We chatted with Kari Pearce, one of our KBK Champions and a competitive CrossFitter who earned the coveted title of Fittest Woman in America last year, about some of the misconceptions surrounding muscle building.

Make sure the eight below myths aren’t messing with your goals.

Woman Squatting with Barbell

You’ll start building muscle the minute you start lifting.

This thought is often what makes women shy away from the weight rack. Many people fall into the trap of thinking that the minute they switch from cardio to strength training, they’ll pack on pounds of bulk. For better or for worse, that’s just not the case.

According to Pearce, building muscle takes time — and lots of it. You’re not going to see changes overnight. In fact, depending on where you’re starting, it can take years to see tangible results. And you’ll have to work on it throughout those years. Exercising consistently and dedicating yourself to a specific routine is key, Pearce says.

There are things you can do to build “lean” muscle as opposed to “bulky” muscle.

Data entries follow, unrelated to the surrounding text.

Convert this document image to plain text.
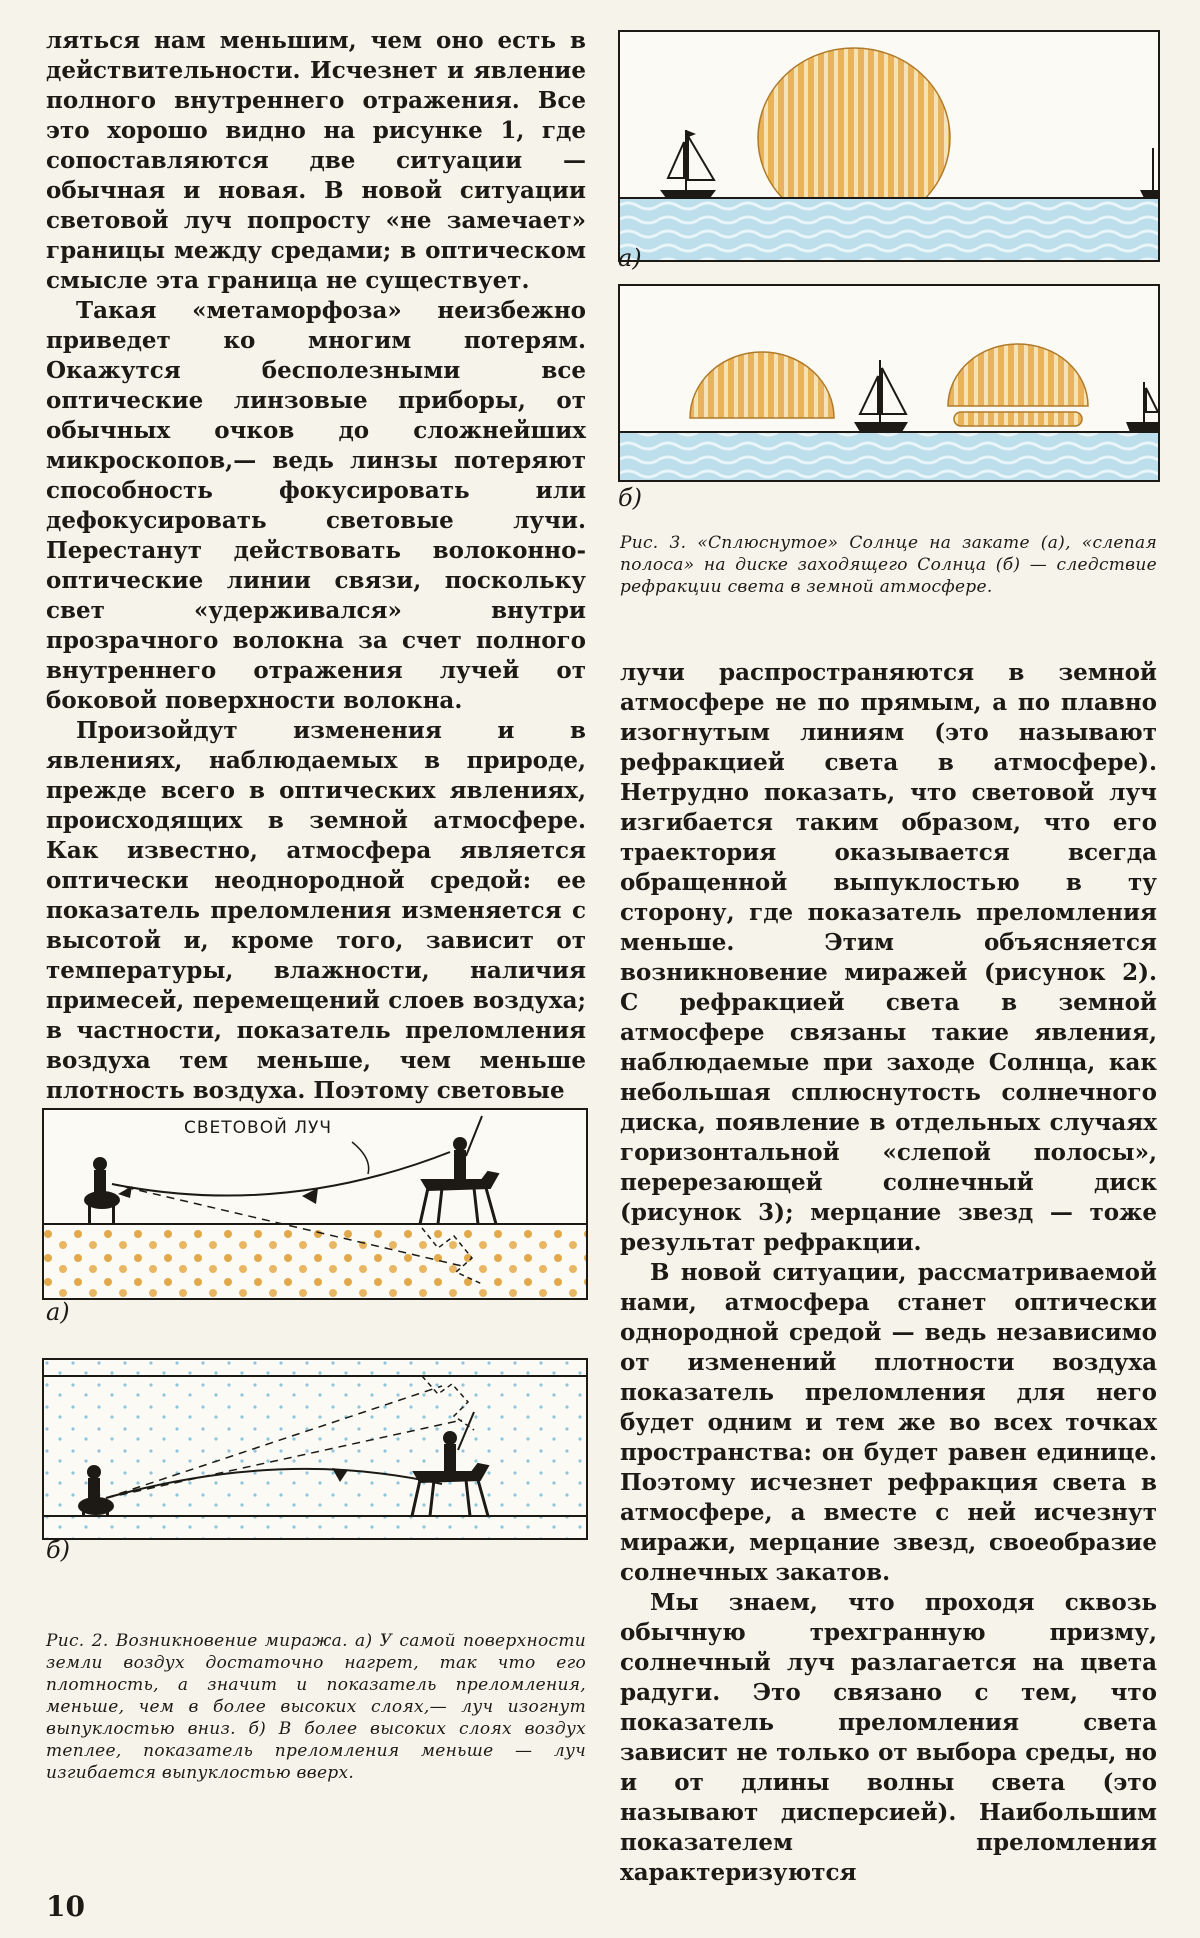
ляться нам меньшим, чем оно есть в действительности. Исчезнет и явление полного внутреннего отражения. Все это хорошо видно на рисунке 1, где сопоставляются две ситуации — обычная и новая. В новой ситуации световой луч попросту «не замечает» границы между средами; в оптическом смысле эта граница не существует.

Такая «метаморфоза» неизбежно приведет ко многим потерям. Окажутся бесполезными все оптические линзовые приборы, от обычных очков до сложнейших микроскопов,— ведь линзы потеряют способность фокусировать или дефокусировать световые лучи. Перестанут действовать волоконно-оптические линии связи, поскольку свет «удерживался» внутри прозрачного волокна за счет полного внутреннего отражения лучей от боковой поверхности волокна.

Произойдут изменения и в явлениях, наблюдаемых в природе, прежде всего в оптических явлениях, происходящих в земной атмосфере. Как известно, атмосфера является оптически неоднородной средой: ее показатель преломления изменяется с высотой и, кроме того, зависит от температуры, влажности, наличия примесей, перемещений слоев воздуха; в частности, показатель преломления воздуха тем меньше, чем меньше плотность воздуха. Поэтому световые

а)
б)
Рис. 3. «Сплюснутое» Солнце на закате (а), «слепая полоса» на диске заходящего Солнца (б) — следствие рефракции света в земной атмосфере.

лучи распространяются в земной атмосфере не по прямым, а по плавно изогнутым линиям (это называют рефракцией света в атмосфере). Нетрудно показать, что световой луч изгибается таким образом, что его траектория оказывается всегда обращенной выпуклостью в ту сторону, где показатель преломления меньше. Этим объясняется возникновение миражей (рисунок 2). С рефракцией света в земной атмосфере связаны такие явления, наблюдаемые при заходе Солнца, как небольшая сплюснутость солнечного диска, появление в отдельных случаях горизонтальной «слепой полосы», перерезающей солнечный диск (рисунок 3); мерцание звезд — тоже результат рефракции.

В новой ситуации, рассматриваемой нами, атмосфера станет оптически однородной средой — ведь независимо от изменений плотности воздуха показатель преломления для него будет одним и тем же во всех точках пространства: он будет равен единице. Поэтому исчезнет рефракция света в атмосфере, а вместе с ней исчезнут миражи, мерцание звезд, своеобразие солнечных закатов.

Мы знаем, что проходя сквозь обычную трехгранную призму, солнечный луч разлагается на цвета радуги. Это связано с тем, что показатель преломления света зависит не только от выбора среды, но и от длины волны света (это называют дисперсией). Наибольшим показателем преломления характеризуются

СВЕТОВОЙ ЛУЧ
а)
б)
Рис. 2. Возникновение миража. а) У самой поверхности земли воздух достаточно нагрет, так что его плотность, а значит и показатель преломления, меньше, чем в более высоких слоях,— луч изогнут выпуклостью вниз. б) В более высоких слоях воздух теплее, показатель преломления меньше — луч изгибается выпуклостью вверх.
10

People often come to Pearce wanting to build long, lean muscle as opposed to bulky muscle. What those people don’t realize, though, is that different types of muscle don’t exist.

'“There’s no such thing as long, lean muscle or short, compact muscle; muscle is muscle,” Pearce says.

Almonds Snack

An extra snack or two will be enough to put on mass.

Our nutritionists recommend adding at least 500 calories to your total daily energy expenditure (the number of calories you burn in a day) when eating for muscle gain. Depending on your goal, you might even need to add closer to 750-1,000 calories.

The reason for this is because you need to feed your muscles, Pearce explains. She usually consumes a little bit of fat, along with some proteins and carbs, an hour and a half or two hours before a workout, then eats more protein and carbs post workout. That’s in addition to the protein shake she consumes during her workout.

You can eat whatever you want because you’re “bulking up.”

Just because you’re adding calories to your diet doesn’t mean those calories should be coming from junk food. According to Peace, it’s crucial to eat clean. Eating unhealthy foods is likely to lead to fat gain as opposed to muscle gain.

Rely on whole, unprocessed foods and make sure you’re getting a good mix of all three micronutrients (carbs, protein, and fat) in all of your meals. If you don’t have the time (or don’t want to spend the time) meal prepping, then consider using a meal plan, like our Build plan.

Drinking Protein Shake at Gym

Supplements are more important than food.

Chances are, if you follow fitness professionals on social media, you’ve heard of a myriad of supplements that are supposed to help you get big, fast. And while Pearce acknowledges there’s a time and place for supplements — she uses some herself — she says real food is by far the more important thing to focus on.

She says that food not only provides your body with essential vitamins and minerals that supplements don’t, but it also leaves you feeling more satisfied than a protein shake will.

HIIT training has no place in muscle building.

Contrary to what the movies might have you believe, you don’t need to restrict yourself to dingy gym basements and 50-pound dumbbells if you’re strength training. If you like higher intensity workouts, Pearce suggests choosing three exercises, all of which target a different muscle group, and creating a circuit with them.

Keep in mind that fewer reps is ideal for building muscle, though. Pearce says anywhere from six to 12 reps is an ideal range.

Man at Gym Lunging

You need to spend hours at the gym.

Whether you’re looking to build muscle or lose weight, many people assume any sort of fitness goal requires hours of exercise a day. The thing is, an intense 45-minute workout is often more effective than spending two hours at the gym.

“I’m a big believer in intensity over time. If you go to the gym, get it done, and then get out,” Pearce says.

What you eat and how much you work out are the only things that make a difference in whether or not you gain muscle.

Although these are both critical pieces of bulking up, they’re not the only things that matter.

Recovery plays a key role, and Pearce says that along with nutrition, sleep is the most important component of effective recovery. She recommends getting eight hours of sleep per night and says that doing so will provide more results than any massage or other fancy recovery tool will.